I firmly disagree with Jessica’s stance. A thank you note in no way should determine whether you hire a candidate or not. If anything, it should be accepted as a nice gesture from an eager potential employee. Hiring managers should make their decisions based off of relevant work experience, company leadership principles, company culture and the bar they’re looking to set for the role. I believe that allowing candidate’s offer/no offer status to depend upon a thank you note is a discriminatory practice and could land you in hot water.
Even though I find Jessica’s stance problematic, I’m glad that she wrote the article. I say that for one simple reason: she isn’t the only executive that thinks this way. In some way, shape or form, someone else as Jessica’s company taught, cosigned or went along with this behavior. This practice didn’t just come out of thin air.
I am confident that there are other people in positions of power that exercise these kinds of discriminatory hiring practices. The difference is that many people wouldn’t admit to doing such a thing. Instead, they will continue to discriminate against applicants behind closed doors, within the confines of their workspace that allows them to do so.
Going forward, I will encourage my clients, friends and family to send a thank you note when they really want the job. If there are employers that could potentially use this as a deciding factor when making offers, why risk it? In my experience, I’ve never seen a thank you note hurt someone’s chances of getting a job. If anything, it may just work as a last-ditch effort to show the employer that you really want the position.
At this point, you may be thinking to yourself “Tyler, why would I want to work somewhere that exercises these kinds of hiring practices?”

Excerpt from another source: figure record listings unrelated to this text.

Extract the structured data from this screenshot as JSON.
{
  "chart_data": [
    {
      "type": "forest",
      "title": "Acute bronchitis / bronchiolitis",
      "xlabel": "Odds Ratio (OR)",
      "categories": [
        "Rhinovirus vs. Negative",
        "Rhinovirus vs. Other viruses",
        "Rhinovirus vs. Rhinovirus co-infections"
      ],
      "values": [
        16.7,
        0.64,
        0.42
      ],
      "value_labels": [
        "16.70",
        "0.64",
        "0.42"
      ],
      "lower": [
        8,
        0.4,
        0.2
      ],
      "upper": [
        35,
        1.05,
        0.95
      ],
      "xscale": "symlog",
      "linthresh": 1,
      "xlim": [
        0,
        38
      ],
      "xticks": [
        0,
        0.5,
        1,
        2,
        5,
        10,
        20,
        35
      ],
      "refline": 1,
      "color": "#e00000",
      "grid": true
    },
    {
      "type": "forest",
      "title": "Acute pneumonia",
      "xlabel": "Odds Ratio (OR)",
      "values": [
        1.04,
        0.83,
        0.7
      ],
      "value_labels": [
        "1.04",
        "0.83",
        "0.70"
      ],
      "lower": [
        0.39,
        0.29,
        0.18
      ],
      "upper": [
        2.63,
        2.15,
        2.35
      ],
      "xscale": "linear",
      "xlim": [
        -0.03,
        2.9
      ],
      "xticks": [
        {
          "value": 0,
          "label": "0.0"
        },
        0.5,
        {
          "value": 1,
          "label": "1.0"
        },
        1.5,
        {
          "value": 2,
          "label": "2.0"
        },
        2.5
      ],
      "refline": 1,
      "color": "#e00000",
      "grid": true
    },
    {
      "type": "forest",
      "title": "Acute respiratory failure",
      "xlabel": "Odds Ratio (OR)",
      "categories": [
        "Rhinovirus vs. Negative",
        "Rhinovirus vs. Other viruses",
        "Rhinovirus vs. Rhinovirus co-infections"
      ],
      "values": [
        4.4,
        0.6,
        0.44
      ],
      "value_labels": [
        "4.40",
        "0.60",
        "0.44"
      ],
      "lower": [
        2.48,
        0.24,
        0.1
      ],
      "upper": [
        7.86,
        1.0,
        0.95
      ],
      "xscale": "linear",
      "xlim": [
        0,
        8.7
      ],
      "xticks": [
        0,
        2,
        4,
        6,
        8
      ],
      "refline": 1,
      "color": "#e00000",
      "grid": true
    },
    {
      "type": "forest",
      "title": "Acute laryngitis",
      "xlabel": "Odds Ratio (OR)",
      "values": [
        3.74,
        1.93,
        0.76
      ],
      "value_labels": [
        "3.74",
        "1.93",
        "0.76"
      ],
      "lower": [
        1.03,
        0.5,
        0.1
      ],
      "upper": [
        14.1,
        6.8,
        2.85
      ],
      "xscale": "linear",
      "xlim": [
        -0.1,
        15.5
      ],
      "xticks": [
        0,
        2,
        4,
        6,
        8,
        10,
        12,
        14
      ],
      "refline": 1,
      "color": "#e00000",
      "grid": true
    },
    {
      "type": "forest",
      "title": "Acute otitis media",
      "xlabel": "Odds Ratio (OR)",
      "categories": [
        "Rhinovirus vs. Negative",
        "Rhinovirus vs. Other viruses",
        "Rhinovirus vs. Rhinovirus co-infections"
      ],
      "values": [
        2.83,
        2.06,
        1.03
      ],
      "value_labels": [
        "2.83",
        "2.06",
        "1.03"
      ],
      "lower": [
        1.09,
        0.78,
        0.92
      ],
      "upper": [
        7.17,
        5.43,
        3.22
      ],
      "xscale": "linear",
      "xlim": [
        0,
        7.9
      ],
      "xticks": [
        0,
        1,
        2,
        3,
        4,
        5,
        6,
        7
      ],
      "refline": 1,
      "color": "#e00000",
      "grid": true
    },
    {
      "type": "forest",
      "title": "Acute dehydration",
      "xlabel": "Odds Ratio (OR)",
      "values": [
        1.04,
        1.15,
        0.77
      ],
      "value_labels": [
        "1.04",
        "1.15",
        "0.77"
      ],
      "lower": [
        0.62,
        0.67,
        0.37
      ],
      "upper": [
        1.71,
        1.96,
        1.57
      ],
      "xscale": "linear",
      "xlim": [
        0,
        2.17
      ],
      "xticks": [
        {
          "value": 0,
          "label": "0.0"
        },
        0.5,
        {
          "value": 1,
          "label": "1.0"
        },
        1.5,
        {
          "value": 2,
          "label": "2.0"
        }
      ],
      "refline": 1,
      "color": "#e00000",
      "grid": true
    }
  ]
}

I understand that 100%! No one wants to work at a company that isn’t fair or consistent in their approach to assessing potential employees. But the truth is that some employers find ways to screen out candidates that aren’t always fair and consistent. Unfortunately, some companies don’t take an organized approach to assessing talent. It’s a harsh truth. With this being the case, you should do everything in your power to ensure you are taken seriously.
In my experience as an interviewer and hiring manager I have never (and will never) allow a thank you email to determine whether I give someone a “thumbs up” or “thumbs down”. After interviewing a candidate I carefully asses their responses, my notes, their experience and my companies hiring bar along with the expectations for the job before making a decision. I believe my method to be sound, but not universal. By this I mean that there are human resources professionals and hiring managers throughout the U.S. that go about this process differently.
In closing, I firmly believe that a company should strive to have fair and consistent hiring practices that revolve around their business needs and culture. These practices should be clear and communicated efficiently throughout the business.
For job seekers, adopt a new rule! If you really want the job, send a thank you note after the interview. It’s hard for you as an outsider to really know the hiring practices of a company. Jessica’s article shows that some companies may see this as a “must have” when assessing talent. I say new rule because in the past a thank you note has been seen as a nice gesture but now I think job seekers should make it a rule to live by. If you want the job and have the time, send the note!